What once was a popular form of entertainment is now a novelty, however. In 1958, Maryland had 47 drive-ins. Now there are three, the Bengies Drive-In in Baltimore, the Bel Air and the Mason-Dixon Drive-In Theatre in Washington County.

"When people don't patronize the Bel Air, they don't patronize American history," said Karen Zellman, one of three partners who own and operate the outdoor theater and its Big M Restaurant.

It hasn't been easy keeping the businesses going in recent years. The partners - Zellman, her husband, Lee, and friend Robert Wagner - have battled health problems and financial difficulties.

But they hope to keep alive the monument to 1950s America that has been a part of their lives for so long.

"There's something about Big M and the Bel Air that gets in your blood," Karen Zellman said recently. Tears welling up in her eyes, she added, "As long as I have a breath in my body, I will not close the Bel Air or the Big M."

Jessica Ely, 15, of Churchville started working at the Bel Air this summer and says there's something special about a family-run drive-in. She watched movies at the Bel Air when she was younger and knew Zellman before she started working for her.

"It's something different because you see people from out of the area," Ely said.

Many drive-ins have fallen on hard times since multiplexes started to dominate the movie landscape. The Bel Air is no exception. It has felt the effects of theaters such as the 14-screen Regal Cinema a few miles away in Abingdon, which opened in 1997 with stadium seating and a sophisticated sound system.

"Big theaters are killing the Bel Air," said Wagner, who has worked there since 1969, when he was 14. His family has managed the drive-in since John Manuel, who owned several outdoor theaters, opened it in 1952 on 10 acres on the south side of Route 22.

Reminders of the early years abound. The 50-foot-tall screen is made of plywood. The original marquee is still standing, as are the poles that once held the car speakers. These days, they are used to mark parking spaces. Customers often bring lawn chairs that they position in the grass between the screen and the parking area.

The Bel Air used to show movies seven days a week, year-round. But it's too expensive to keep the theater open during the winter, Wagner said. So the owners have adopted a shorter season, operating seven days a week from Memorial Day to Labor Day.
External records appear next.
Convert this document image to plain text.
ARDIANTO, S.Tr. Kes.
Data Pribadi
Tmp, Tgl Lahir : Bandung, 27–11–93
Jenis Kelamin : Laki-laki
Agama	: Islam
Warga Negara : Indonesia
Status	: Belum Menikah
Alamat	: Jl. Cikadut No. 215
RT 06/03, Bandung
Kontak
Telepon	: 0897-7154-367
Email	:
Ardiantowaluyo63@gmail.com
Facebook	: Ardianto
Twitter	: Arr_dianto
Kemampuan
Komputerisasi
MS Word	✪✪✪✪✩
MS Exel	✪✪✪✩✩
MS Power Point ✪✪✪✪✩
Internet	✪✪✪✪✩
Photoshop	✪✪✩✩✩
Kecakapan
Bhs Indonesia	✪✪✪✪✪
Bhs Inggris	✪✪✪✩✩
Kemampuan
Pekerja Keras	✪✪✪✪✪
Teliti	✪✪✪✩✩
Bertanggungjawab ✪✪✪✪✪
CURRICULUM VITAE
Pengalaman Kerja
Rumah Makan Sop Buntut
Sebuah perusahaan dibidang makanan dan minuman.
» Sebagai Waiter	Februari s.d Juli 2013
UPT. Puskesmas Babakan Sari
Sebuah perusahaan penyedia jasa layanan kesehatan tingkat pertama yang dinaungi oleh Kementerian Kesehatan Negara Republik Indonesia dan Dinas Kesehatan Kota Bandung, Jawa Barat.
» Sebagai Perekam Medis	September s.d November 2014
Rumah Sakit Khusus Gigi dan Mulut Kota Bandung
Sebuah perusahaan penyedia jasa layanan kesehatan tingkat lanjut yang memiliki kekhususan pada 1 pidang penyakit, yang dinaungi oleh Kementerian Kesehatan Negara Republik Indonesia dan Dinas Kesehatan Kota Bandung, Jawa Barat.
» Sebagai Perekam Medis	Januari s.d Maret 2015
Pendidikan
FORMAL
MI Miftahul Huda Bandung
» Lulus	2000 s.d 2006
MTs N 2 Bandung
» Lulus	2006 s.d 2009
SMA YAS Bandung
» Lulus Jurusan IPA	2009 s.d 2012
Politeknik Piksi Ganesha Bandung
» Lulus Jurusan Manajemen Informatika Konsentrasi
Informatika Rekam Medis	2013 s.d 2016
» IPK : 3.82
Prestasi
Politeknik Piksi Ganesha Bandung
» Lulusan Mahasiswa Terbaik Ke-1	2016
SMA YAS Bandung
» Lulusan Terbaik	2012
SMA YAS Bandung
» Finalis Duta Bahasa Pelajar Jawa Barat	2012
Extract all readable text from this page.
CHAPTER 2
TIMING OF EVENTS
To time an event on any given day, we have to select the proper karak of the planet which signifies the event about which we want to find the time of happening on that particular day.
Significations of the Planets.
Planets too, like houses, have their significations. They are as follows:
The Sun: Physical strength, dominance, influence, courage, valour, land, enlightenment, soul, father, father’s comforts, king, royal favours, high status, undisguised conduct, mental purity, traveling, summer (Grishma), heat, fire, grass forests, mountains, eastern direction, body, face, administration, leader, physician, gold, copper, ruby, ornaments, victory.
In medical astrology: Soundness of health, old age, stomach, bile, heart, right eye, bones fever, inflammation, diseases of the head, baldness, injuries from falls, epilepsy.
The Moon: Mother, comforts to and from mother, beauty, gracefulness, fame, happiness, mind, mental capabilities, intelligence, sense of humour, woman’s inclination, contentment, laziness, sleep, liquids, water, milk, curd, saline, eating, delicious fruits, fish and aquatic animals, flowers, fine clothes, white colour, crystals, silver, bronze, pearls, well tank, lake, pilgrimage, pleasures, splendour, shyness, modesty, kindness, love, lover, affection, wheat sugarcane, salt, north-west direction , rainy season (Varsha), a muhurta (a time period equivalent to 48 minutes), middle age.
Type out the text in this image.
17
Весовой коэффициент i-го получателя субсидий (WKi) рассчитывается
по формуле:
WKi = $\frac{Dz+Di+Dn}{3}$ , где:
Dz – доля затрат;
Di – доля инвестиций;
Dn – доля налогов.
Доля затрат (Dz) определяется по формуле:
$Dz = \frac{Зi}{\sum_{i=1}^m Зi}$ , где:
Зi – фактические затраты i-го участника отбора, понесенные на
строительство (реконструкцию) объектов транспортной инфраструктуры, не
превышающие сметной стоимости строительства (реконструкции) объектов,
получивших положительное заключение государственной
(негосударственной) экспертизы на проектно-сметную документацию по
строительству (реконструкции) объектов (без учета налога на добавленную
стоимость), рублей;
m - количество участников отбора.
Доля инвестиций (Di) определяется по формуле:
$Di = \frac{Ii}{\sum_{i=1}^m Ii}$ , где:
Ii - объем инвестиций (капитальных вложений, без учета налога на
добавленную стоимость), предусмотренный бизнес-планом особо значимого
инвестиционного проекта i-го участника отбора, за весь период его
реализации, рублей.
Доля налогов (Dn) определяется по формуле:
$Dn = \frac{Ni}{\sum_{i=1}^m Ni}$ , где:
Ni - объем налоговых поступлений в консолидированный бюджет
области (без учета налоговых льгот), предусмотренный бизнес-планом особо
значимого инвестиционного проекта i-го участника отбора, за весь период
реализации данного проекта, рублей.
There are also showings on Friday, Saturday and Sunday nights in April through October, weather permitting.

"As long as we have good weather, we do fairly well," Wagner said.

The Big M Restaurant, featuring a takeout window, seating for about 20, and car-hop service, stands between the large screen and Route 22. The restaurant, which opened in 1962, remains open throughout the year.

The two businesses have a symbiotic relationship, said Zellman, so the restaurant suffers in the winter.

The Zellmans and Wagner, 48, say they live mostly off the income generated by Big M. But that has become harder since Wagner suffered a stroke in 1999 that left him unable to work. Karen Zellman has taken over management of the business.

Zellman started working at Big M by chance. Twelve years ago, her brother-in-law - who worked for the Wagner family - asked her daughter to help out at the restaurant. The daughter couldn't do it, so Zellman went instead.

"I had so much of a blast, I stayed," she said.

The businesses are family operations. Zellman's mother, children and grandchildren help out when they can. Wagner's brother Jimmy runs the Big M, and other family members frequently work the ticket booth or help park cars.

The second-run movie industry began to dry up with the advent of VCRs, and many drive-in movie owners sold their land to developers, Wagner said. Wagner, who bought the drive-in property in 1979, has received offers for his land but refused to sell until recently.

Facing financial problems, he sold the land this year to Ferrell Family LLC, which owns property next to the drive-in.

Kevin Ferrell of Ferrell Family LLC said he would like to keep the Bel Air and Big M on the land for the time being. Wagner and Zellman were comforted when nearly 30,000 tickets were sold this summer. Both point to the Sept. 11 terrorist attacks as one reason that audiences seem to be growing as people seek to recapture the atmosphere of 1950s America.

They hope to foster a family atmosphere with their nostalgic setting and a mix of movies rated G and PG-13.